“L’allargamento a due anni di distanza:
un successo economico”. Il giudizio della Commissione
Europea non poteva essere più chiaro. Anche
nelle sue reticenze.
Il rapporto preparato in occasione del secondo anniversario
dell’entrata, avvenuta il primo maggio 2004,
dei dieci nuovi paesi dell’Europa centrale e
orientale nell’Unione, contiene già nel
titolo la risposta esclusivamente economica che la
Commissione ha voluto dare alle inquietudini che l’allargamento
passato e quelli futuri hanno suscitato e suscitano
tra i cittadini europei.
Il no francese e olandese alla Costituzione europea
è lì a ricordarlo, a ricordare che la
paura del minaccioso idraulico polacco pronto a sottrarre
al collega francese salario e garanzie ha giocato
un ruolo determinante nel bloccare l’integrazione
politica dell’Unione. Come dire: le due direttrici
fondamentali sulle quali si è mosso sin qui
il processo di costruzione europea, allargamento e
integrazione, sono entrati in rotta di collisione
portando l’Unione stessa all’impasse che
oggi sconta.
Il commissario all’allargamento Olli Rehn non
è lontano dal vero quando allo spettro dell’idraulico
polacco risponde, dati alla mano, che “gli scenari
catastrofici che sono stati immaginati non si sono
affatto realizzati”. I flussi migratori provenienti
dai nuovi 10 “sono stati in generale molto limitati”,
mentre i trasferimenti di attività, le delocalizzazioni,
sono stati “minimi”. Anche la concorrenza
fiscale, il dumping, in realtà si è
dimostrata più immaginaria che reale, in quanto,
pur essendo l’imposizione per le società
“il 10% più basso ad Est che a Ovest”,
le tasse indirette e i contributi sociali “stanno
erodendo questo vantaggio”.
Con una crescita media del 3,75% annuo tra il 1997
e il 2005, i nuovi dieci membri hanno ottenuto risultati
migliori dei quindici vecchi che si sono attestati
su una crescita del 2,5% nello stesso periodo. Certo
le disparità Est-Ovest sono innumerevoli, il
tasso di disoccupazione nei nuovi paesi membri si
aggira in media intorno al 13,4% contro il 7,9 dei
paesi Occidentali, ma a buon ragione, in una certa
misura, Joaquìn Almunia, commissario degli
affari economici e monetari, può sostenere
che “la riunificazione dell’Europa è
un successo sul piano economico”. Ha ragione
altresì a dire che “tutti traiamo vantaggio
dal miglioramento del tenore di vita dei cittadini
dei nuovi Stati membri” e che “le imprese
della Ue beneficiano di nuove opportunità commerciali,
rafforzano la loro efficienza e diventano più
competitive”. Ha ragione, Almunia, a ricordare
che “l’allargamento aiuta l’Unione
a far fronte al nuovo ordine economico mondiale”,
anche se per ora sembra più un desiderio che
una realtà. Il problema rimane quello politico
e istituzionale.
Il primo maggio di due anni fa, quando Repubblica
Ceca, Cipro, Estonia, Ungheria, Lettonia, Lituania,
Malta, Polonia, Slovenia e Slovacchia entrarono in
un solo colpo a far parte dell’Unione, l’accento
venne messo sulla dimensione storica dell’avvenimento.

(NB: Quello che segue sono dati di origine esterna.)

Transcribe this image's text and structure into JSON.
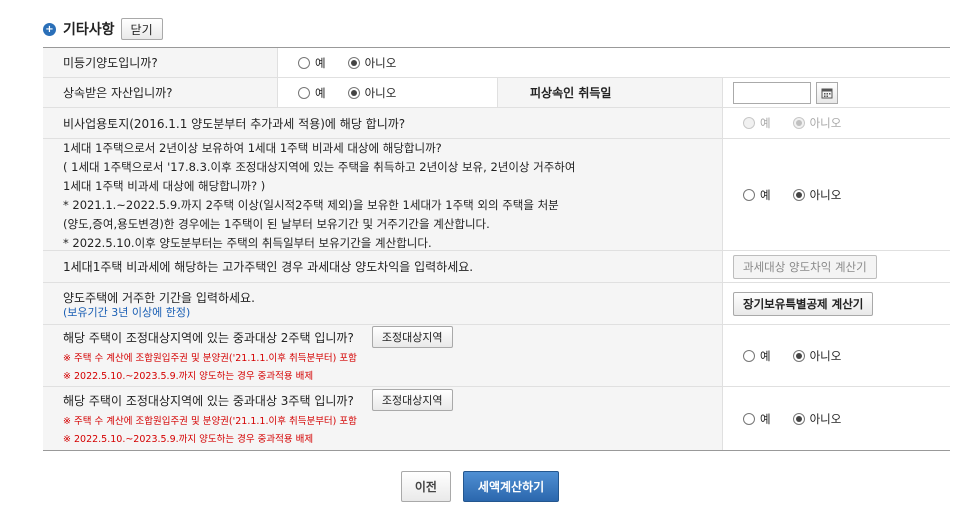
{
  "header": {
    "title": "기타사항",
    "close_label": "닫기",
    "icon": "plus-circle-icon"
  },
  "radio_yes": "예",
  "radio_no": "아니오",
  "rows": {
    "unregistered": {
      "question": "미등기양도입니까?"
    },
    "inherited": {
      "question": "상속받은 자산입니까?",
      "acq_label": "피상속인 취득일",
      "acq_value": ""
    },
    "nonbusiness": {
      "question": "비사업용토지(2016.1.1 양도분부터 추가과세 적용)에 해당 합니까?"
    },
    "oneHouse": {
      "line1": "1세대 1주택으로서 2년이상 보유하여 1세대 1주택 비과세 대상에 해당합니까?",
      "line2": "( 1세대 1주택으로서 '17.8.3.이후 조정대상지역에 있는 주택을 취득하고 2년이상 보유, 2년이상 거주하여",
      "line3": "1세대 1주택 비과세 대상에 해당합니까? )",
      "line4": "* 2021.1.~2022.5.9.까지 2주택 이상(일시적2주택 제외)을 보유한 1세대가 1주택 외의 주택을 처분",
      "line5": "(양도,증여,용도변경)한 경우에는 1주택이 된 날부터 보유기간 및 거주기간을 계산합니다.",
      "line6": "* 2022.5.10.이후 양도분부터는 주택의 취득일부터 보유기간을 계산합니다."
    },
    "luxury": {
      "question": "1세대1주택 비과세에 해당하는 고가주택인 경우 과세대상 양도차익을 입력하세요.",
      "button": "과세대상 양도차익 계산기"
    },
    "residence": {
      "question": "양도주택에 거주한 기간을 입력하세요.",
      "note": "(보유기간 3년 이상에 한정)",
      "button": "장기보유특별공제 계산기"
    },
    "twoHouse": {
      "question": "해당 주택이 조정대상지역에 있는 중과대상 2주택 입니까?",
      "button": "조정대상지역",
      "note1": "※ 주택 수 계산에 조합원입주권 및 분양권('21.1.1.이후 취득분부터) 포함",
      "note2": "※ 2022.5.10.~2023.5.9.까지 양도하는 경우 중과적용 배제"
    },
    "threeHouse": {
      "question": "해당 주택이 조정대상지역에 있는 중과대상 3주택 입니까?",
      "button": "조정대상지역",
      "note1": "※ 주택 수 계산에 조합원입주권 및 분양권('21.1.1.이후 취득분부터) 포함",
      "note2": "※ 2022.5.10.~2023.5.9.까지 양도하는 경우 중과적용 배제"
    }
  },
  "footer": {
    "prev_label": "이전",
    "submit_label": "세액계산하기"
  },
  "colors": {
    "accent": "#2b67ad",
    "note_red": "#d40000",
    "note_blue": "#1a5fb4"
  }
}
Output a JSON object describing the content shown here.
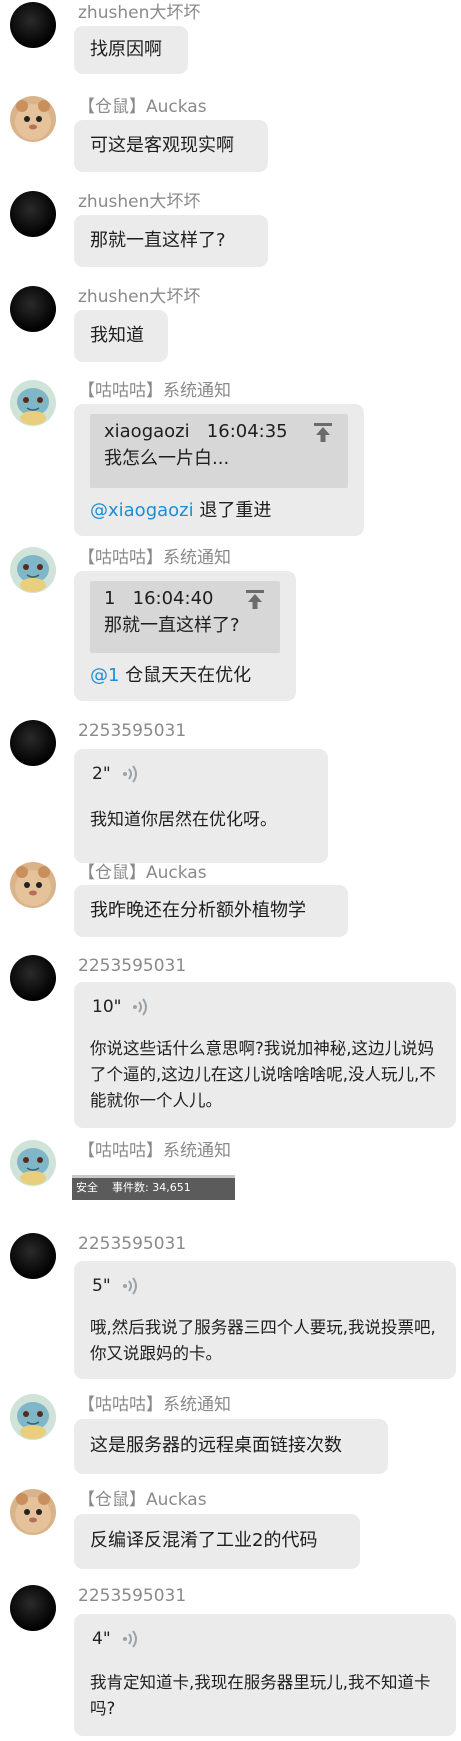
{
  "messages": [
    {
      "sender": "zhushen大坏坏",
      "text": "找原因啊"
    },
    {
      "sender": "【仓鼠】Auckas",
      "text": "可这是客观现实啊"
    },
    {
      "sender": "zhushen大坏坏",
      "text": "那就一直这样了?"
    },
    {
      "sender": "zhushen大坏坏",
      "text": "我知道"
    },
    {
      "sender": "【咕咕咕】系统通知",
      "quote": {
        "user": "xiaogaozi",
        "time": "16:04:35",
        "text": "我怎么一片白..."
      },
      "mention": "@xiaogaozi",
      "text": " 退了重进"
    },
    {
      "sender": "【咕咕咕】系统通知",
      "quote": {
        "user": "1",
        "time": "16:04:40",
        "text": "那就一直这样了?"
      },
      "mention": "@1",
      "text": " 仓鼠天天在优化"
    },
    {
      "sender": "2253595031",
      "voice": "2\"",
      "text": "我知道你居然在优化呀。"
    },
    {
      "sender": "【仓鼠】Auckas",
      "text": "我昨晚还在分析额外植物学"
    },
    {
      "sender": "2253595031",
      "voice": "10\"",
      "text": "你说这些话什么意思啊?我说加神秘,这边儿说妈了个逼的,这边儿在这儿说啥啥啥呢,没人玩儿,不能就你一个人儿。"
    },
    {
      "sender": "【咕咕咕】系统通知",
      "screenshot": {
        "label": "安全",
        "events": "事件数: 34,651"
      }
    },
    {
      "sender": "2253595031",
      "voice": "5\"",
      "text": "哦,然后我说了服务器三四个人要玩,我说投票吧,你又说跟妈的卡。"
    },
    {
      "sender": "【咕咕咕】系统通知",
      "text": "这是服务器的远程桌面链接次数"
    },
    {
      "sender": "【仓鼠】Auckas",
      "text": "反编译反混淆了工业2的代码"
    },
    {
      "sender": "2253595031",
      "voice": "4\"",
      "text": "我肯定知道卡,我现在服务器里玩儿,我不知道卡吗?"
    }
  ],
  "colors": {
    "bubble": "#ebebeb",
    "mention": "#1a8fd6",
    "sender": "#8a8a8a"
  },
  "icons": {
    "quote": "arrow-up-bar-icon",
    "voice": "sound-wave-icon"
  }
}
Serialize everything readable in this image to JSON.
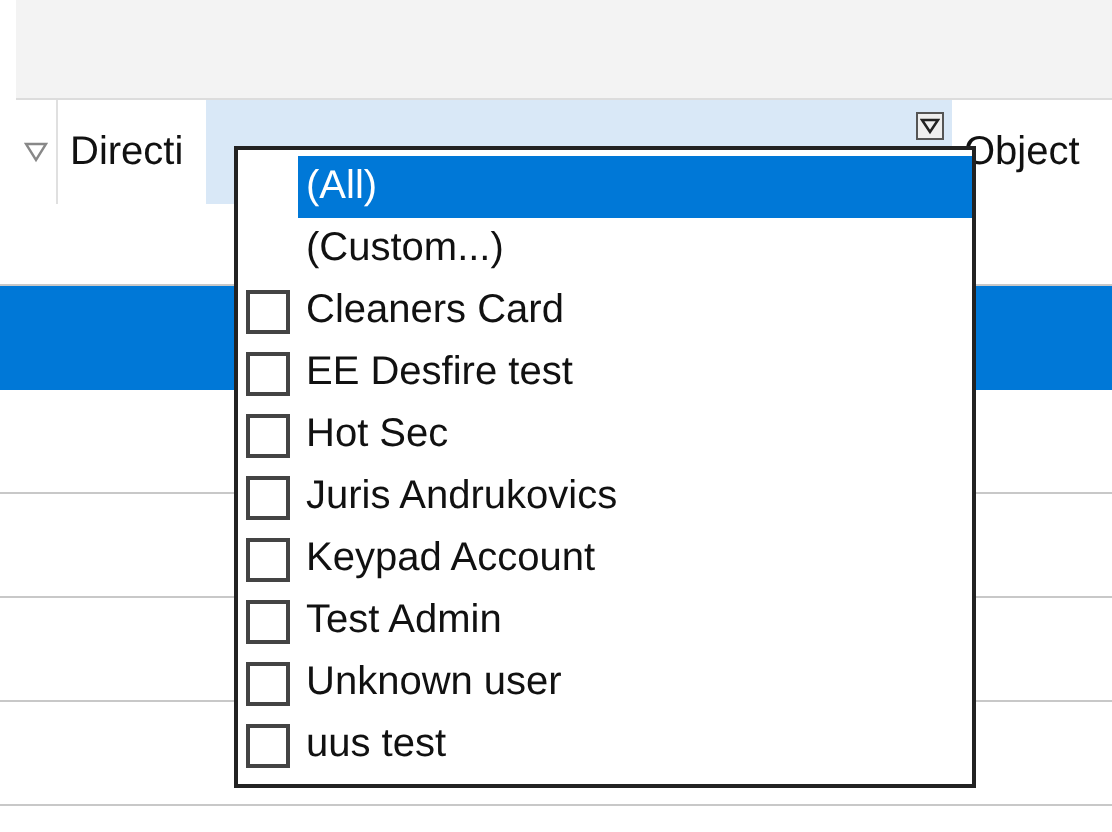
{
  "table": {
    "columns": [
      {
        "label": "Directi",
        "selected": false,
        "filter": false
      },
      {
        "selected": true,
        "filter": true
      },
      {
        "label": "Object",
        "selected": false,
        "filter": false
      }
    ],
    "rows": [
      {
        "selected": false
      },
      {
        "selected": true
      },
      {
        "selected": false
      },
      {
        "selected": false
      },
      {
        "selected": false
      },
      {
        "selected": false
      }
    ]
  },
  "filter_dropdown": {
    "items": [
      {
        "kind": "option",
        "label": "(All)",
        "selected": true
      },
      {
        "kind": "option",
        "label": "(Custom...)",
        "selected": false
      },
      {
        "kind": "checkbox",
        "label": "Cleaners Card",
        "checked": false
      },
      {
        "kind": "checkbox",
        "label": "EE Desfire test",
        "checked": false
      },
      {
        "kind": "checkbox",
        "label": "Hot Sec",
        "checked": false
      },
      {
        "kind": "checkbox",
        "label": "Juris Andrukovics",
        "checked": false
      },
      {
        "kind": "checkbox",
        "label": "Keypad Account",
        "checked": false
      },
      {
        "kind": "checkbox",
        "label": "Test Admin",
        "checked": false
      },
      {
        "kind": "checkbox",
        "label": "Unknown user",
        "checked": false
      },
      {
        "kind": "checkbox",
        "label": "uus test",
        "checked": false
      }
    ]
  }
}
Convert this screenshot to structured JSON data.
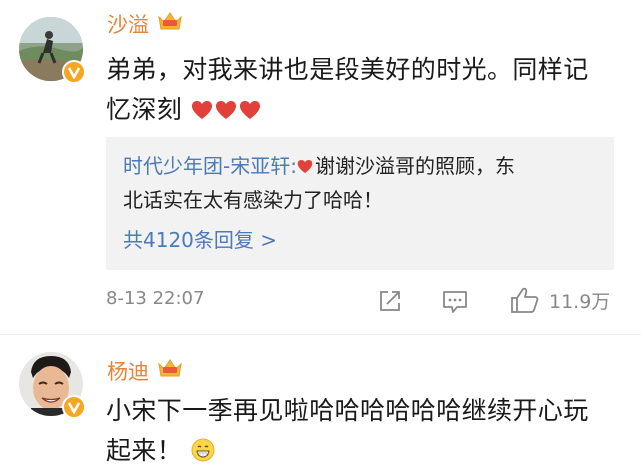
{
  "comment1": {
    "username": "沙溢",
    "text": "弟弟，对我来讲也是段美好的时光。同样记忆深刻",
    "text_line1": "弟弟，对我来讲也是段美好的时光。同样记",
    "text_line2": "忆深刻",
    "reply": {
      "author": "时代少年团-宋亚轩:",
      "text_line1": "谢谢沙溢哥的照顾，东",
      "text_line2": "北话实在太有感染力了哈哈！",
      "count_label": "共4120条回复 >"
    },
    "time": "8-13 22:07",
    "like_count": "11.9万"
  },
  "comment2": {
    "username": "杨迪",
    "text_line1": "小宋下一季再见啦哈哈哈哈哈哈继续开心玩",
    "text_line2": "起来！"
  },
  "colors": {
    "username": "#e8833a",
    "link": "#4a7ab7",
    "heart": "#e0413a",
    "verified": "#f5a623"
  },
  "icons": [
    "crown-badge-icon",
    "verified-v-icon",
    "heart-icon",
    "share-icon",
    "comment-icon",
    "like-icon",
    "grin-emoji-icon"
  ]
}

Certo, l’Europa tagliava un traguardo epocale,
si riconciliava con se stessa reintegrando paesi che
per mezzo secolo erano stati separati dalla cortina
di ferro; ma quanto si è ragionato nei mesi
seguenti sul cambiamento di natura dell’Ue?
L’Unione a venticinque – e l’anno
prossimo a ventisette con l’entrata di Romania
e Bulgaria – è la stessa di quella a
sei o a quindici? E se non lo è, di quale nuova
identità e di quali nuovi strumenti ha bisogno?
Cerchi concentrici, differenziazione, velocità
molteplici d’approfondimento. Un po’ di
realismo, l’unico in grado in questo momento
di riconciliare i due assi della costruzione europea,
allargamento e integrazione, sta riconquistando terreno
in giro per il Continente. Certo bisognerà
attendere che gli equilibri politici in singoli stati
come Francia e Italia si definiscano meglio o del
tutto per cominciare a costruire nuove alleanze e
veder nascere proposte concrete.
Per ora la Commissione ha preferito mettere l’accento
sul “successo economico dell’allargamento”
e rimanere reticente sullo scacco politico dello stesso.